# EEA family permit supporting documents review :)



## Eng.Kamo (Feb 17, 2013)

Ok guys I just submitted my online EEA family permit application & I've a VAC single person appointment in " World bridge " on the 8th of May to submit the below mentioned documents.

This will be a list of the supporting documents included in my application :-

1-Orinted and signed VAF5 application form.
2- letter of confirmation from my EEA wife that I will be joining her in the UK.
3- A copy of my wife's passport endorsed by the Embassy of Latvia in Egypt.
4- A letter from my wife's employer confirming her employment on a headed paper
5- A copy of my wife's employment contract
6- A copy of her promotion confirmation letter
7- My wife's last 6 payslips 
8- My wife's bank statement
9- Letter from the University of Leicester stating that She is a student and her course dates.
10- Copy of my wife's tenancy agreement from june 2012
11- My passport
12- My passport size picture
13- A letter from me briefly explaining our relation & confirming that I will be joining my wife in the UK.
14- A statement from my university confirming my current enrollment
15- A letter of self employment from my father supported by his CR & the Tax card for his company ( the purpose of this is related to a previously refused visa , explained in a previous post )
16- Original of our marriage certificate translated into English & endorsed by the ministry of interior & the ministry of Foreign affairs
17- Copy of my wife's civil status requested from the embassy of Latvia in Egypt upon previous marriage plans back in 2010
18- Copy of civil status certificate requested from embassy of Latvia in Egypt for our marriage in 2013
19- 40 pictures for both of us and with family & friends including wedding pictures & religious marriage ceremonies with dates and explanations on the back & highlighted dates of printing ( goes back to 2008 ).
20- Seven reference letters ( from her mother,sister,my father & 4 of our friends) confirming that our relation is genuine and that they have met/spoke to us before associated with their passports/IDs photocopies & their signatures on them.
21- My wife's last 4 electronic tickets & a confirmation ltter of her flight to Egypt
22- Bank statements from her bank accounts in Latvia showing dates of transactions in Egypt all the way back to 2006 highlighted
23- Six print screens of skype conversations ( both voice & written )with me since the earliest saved on her desktop computer in Latvia till the latest saved on her laptop.
24- 14 print screens from our Facebook accounts showing conversations & comments on pictures and statuses with dates
25- One page combining screenshots of Call history & 2 pages combining screenshots of conversations from both our Smart phones with dates ( Viber )
26-four tickets for the Library of Alexandria in 2006 ( 2 foreigner tickets for library & museum ) 2 tickets for Egyptian citizen ( original of tickets provided )
27- 2 tickets ( for me & my wife for the bus we have taken from Cairo airport to Alexandria where I live back in 2006 when we first met) , 2 tickets for 2007 as well ( originals provided )
28- Two tickets for entertainment parks ( originals & copies ) 2007
29-Copy of a certificate from a language center in Egypt for a course she has studied in Egypt back in 2008
30- Copy of her employment contract in Egypt in 2009
31 Copy of her outdated passport including all visas to Egypt till 2010
32- Copies of visas to Egypt for 2011 & 2013 from her new passport
33- A copy for the receipt for her wedding ring which I bought.
34- A copy of the contact made with the wedding planner who organised our wedding ceremony with the English translation
35- A copy of the rental contract for our honeymoon villa with English translation



with that being said here PLEASE tell me you honest opinion & I am so sorry if you will have to read such a long & boring list 

U guys helped us alot to build this all up , This is such a great forum


----------



## Sel (Mar 17, 2013)

"14 print screens from our Facebook accounts showing conversations & comments on pictures and statuses with dates" 

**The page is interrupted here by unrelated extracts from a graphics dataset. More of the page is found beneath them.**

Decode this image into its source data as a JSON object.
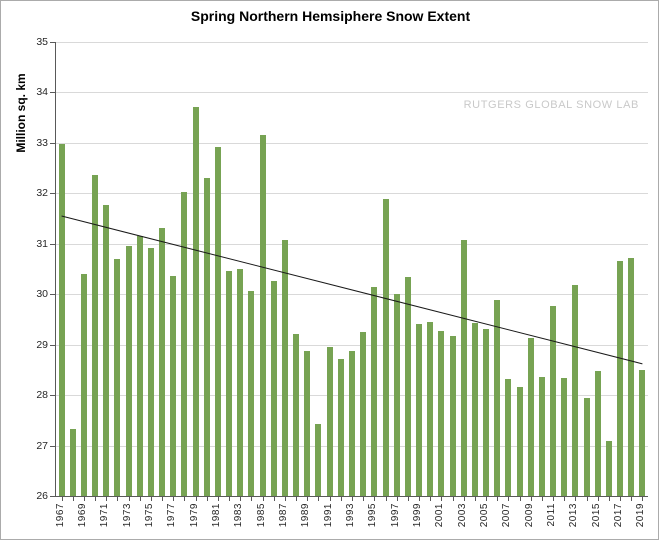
{
  "chart_data": {
    "type": "bar",
    "title": "Spring Northern Hemsiphere Snow Extent",
    "watermark": "RUTGERS GLOBAL SNOW LAB",
    "ylabel": "Million sq. km",
    "ylim": [
      26,
      35
    ],
    "ytick_step": 1,
    "grid": true,
    "legend": false,
    "xtick_label_every": 2,
    "categories": [
      "1967",
      "1968",
      "1969",
      "1970",
      "1971",
      "1972",
      "1973",
      "1974",
      "1975",
      "1976",
      "1977",
      "1978",
      "1979",
      "1980",
      "1981",
      "1982",
      "1983",
      "1984",
      "1985",
      "1986",
      "1987",
      "1988",
      "1989",
      "1990",
      "1991",
      "1992",
      "1993",
      "1994",
      "1995",
      "1996",
      "1997",
      "1998",
      "1999",
      "2000",
      "2001",
      "2002",
      "2003",
      "2004",
      "2005",
      "2006",
      "2007",
      "2008",
      "2009",
      "2010",
      "2011",
      "2012",
      "2013",
      "2014",
      "2015",
      "2016",
      "2017",
      "2018",
      "2019"
    ],
    "values": [
      32.97,
      27.33,
      30.4,
      32.37,
      31.76,
      30.7,
      30.95,
      31.16,
      30.92,
      31.32,
      30.37,
      32.02,
      33.71,
      32.3,
      32.92,
      30.46,
      30.5,
      30.07,
      33.16,
      30.26,
      31.08,
      29.22,
      28.87,
      27.43,
      28.96,
      28.72,
      28.88,
      29.25,
      30.15,
      31.89,
      30.0,
      30.34,
      29.4,
      29.45,
      29.28,
      29.18,
      31.08,
      29.43,
      29.31,
      29.88,
      28.32,
      28.17,
      29.13,
      28.35,
      29.77,
      28.34,
      30.18,
      27.95,
      28.47,
      27.1,
      30.66,
      30.72,
      28.5
    ],
    "trend_line": {
      "start_category": "1967",
      "end_category": "2019",
      "start_value": 31.55,
      "end_value": 28.62,
      "color": "#1a1a1a"
    },
    "colors": {
      "bar": "#77A353",
      "grid": "#d9d9d9",
      "axis": "#595959",
      "tick_label": "#262626",
      "watermark": "#c9c9c9",
      "background": "#ffffff"
    }
  }
}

Did you resize them and put the screen shots small and put a couple on an A4 paper or put all screen separately 14 pages of screen shots?


----------



## Eng.Kamo (Feb 17, 2013)

I didn't resize that,should I ??


----------



## Sel (Mar 17, 2013)

I was asking you how you provided them as I am applying also just looking for advice. I mean if you can see all the information then it doesn't really matter, I was just wondering how you presented them that's all.


----------



## Eng.Kamo (Feb 17, 2013)

I see, good luck mate.
Jrge can I have your opinion about my application as well ?


----------



## Jrge (Mar 22, 2011)

Hi,

Do you really really want my honest opinion? 

2, 3, 4, 5, 6, 7, 8, 10, 11, 12, 13, 16. 

For the rest, I'll leave it up to your spouse. 

Animo
(Cheers)


----------



## Eng.Kamo (Feb 17, 2013)

Thats only because you have a kind heart unlike the ECO lol 
Well in light of my previous question & posts which you kindly answered & in light of karnosni's case I have to cover all aspects 
What do you think jrge ?


----------



## Jrge (Mar 22, 2011)

Hi,


Eng.Kamo said:


> Thats only because you have a kind heart unlike the ECO lol
> Well in light of my previous question & posts which you kindly answered & in light of karnosni's case I have to cover all aspects
> What do you think jrge ?


A kind heart! Cheers.......But is clearly not what I was told today!!!! 

Anyway, I've given my opinion and its up to your spouse to decide what she wants on that application. But if y'all decide to include all that Forrest ( sarcastically speaking: paper) in your application, at least make sure is nice and organized. An index and some labels/taps will help ECO navigate thru that.

Animo
(Cheers)


----------



## akashdeep.john (Jun 11, 2013)

Hello,


I have few question regarding EEA Family Permit.I am an Indian and my wife is Portuguese.
I am living with her in her house from march'13 and we got marry last week in Denmark.Our marriage is not register in Portugal yet because of documentation.We really have wish to live and work in UK.We both are not working in Portugal.We checked online about EEA family permit,but we are confused about procedure.Is there anybody who can help us.The following documents we have :-

1.Valid Schengen visa and Valid Indian Passport.
2.Marriage certificate from Denmark valid for all countries.
3.Bank statements that we have enough money.

Best Regard,
Thank you
Akash


----------